Inspiration

One of our team members is a student athlete in golf who spends hours daily on her technique, specifically the feeling of where her body was in space during her swing. She could watch footage, study the mechanics, and understand every correction intellectually, but translating that into physical movement felt impossible without real feedback. We started thinking about what a tool like KiNE could have done for her. Then we realized the problem was much bigger. The same invisible gap exists in gymnastics, rehabilitation, surgery, meditation, and almost any physical skill. Physical skill-building is one of the few areas where you can study endlessly and still fail to improve, not because of effort, but because your body gives you no feedback. We wanted to address that invisible gap by making proprioception and kinesthetic awareness, two senses science confirms are trainable, finally visible and measurable. The more we explored, the more we believed that unlocking the ability to sense yourself more deeply is one of the most powerful things you can give a person. Stronger than any tutorial or coach, because it comes from within.

What it does

KiNE is a wellness tool that tracks and trains body awareness during real practice sessions. Using wearable sensor patches placed at key points on the body, it captures movement and muscle data in real time and translates it into feedback users can see, track, and act on, through a mobile app built around guided sessions, skill tracking, and progress visualization.

How we built it

We designed a full Figma prototype covering the core user flows, with a landing page, home page, onboarding, skill selection, guided sessions, and progress tracking, alongside a speculative hardware concept for the sensor patches.

Challenges we ran into

Defining exactly what to measure was harder than expected. Proprioception and kinesthetic awareness are real but invisible, and translating them into something a sensor could capture required a lot of scoping. We also struggled with how much to include; the use cases ranged from stroke recovery to surgical precision, and keeping the concept focused without losing that range was a constant tension.

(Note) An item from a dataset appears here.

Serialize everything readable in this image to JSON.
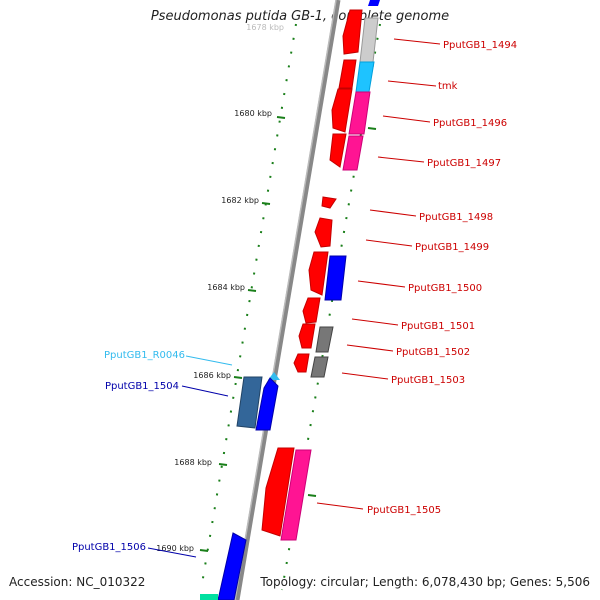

Accomplishments that we're proud of

The narrative arc we built, from the problem of practicing blind to the science of trainable senses to a concrete product, felt genuinely tight by the end. We're also proud of the visual design and the range of users KiNE serves, which shows the depth of the problem without feeling scattered.

What we learned

Speculative design forces you to be rigorous in a different way, you can't hide behind "we'll figure that out in engineering." Every design decision had to be grounded in a real sensory or behavioral insight. We also learned how much the framing of a problem shapes how compelling a solution feels.

What's next for KiNE

Validating the concept with real users across the three use cases: recovery, improvement, and mastery. The most immediate next step would be prototyping the sensor patch hardware and testing whether real-time haptic and audio feedback meaningfully accelerates skill acquisition in a controlled setting.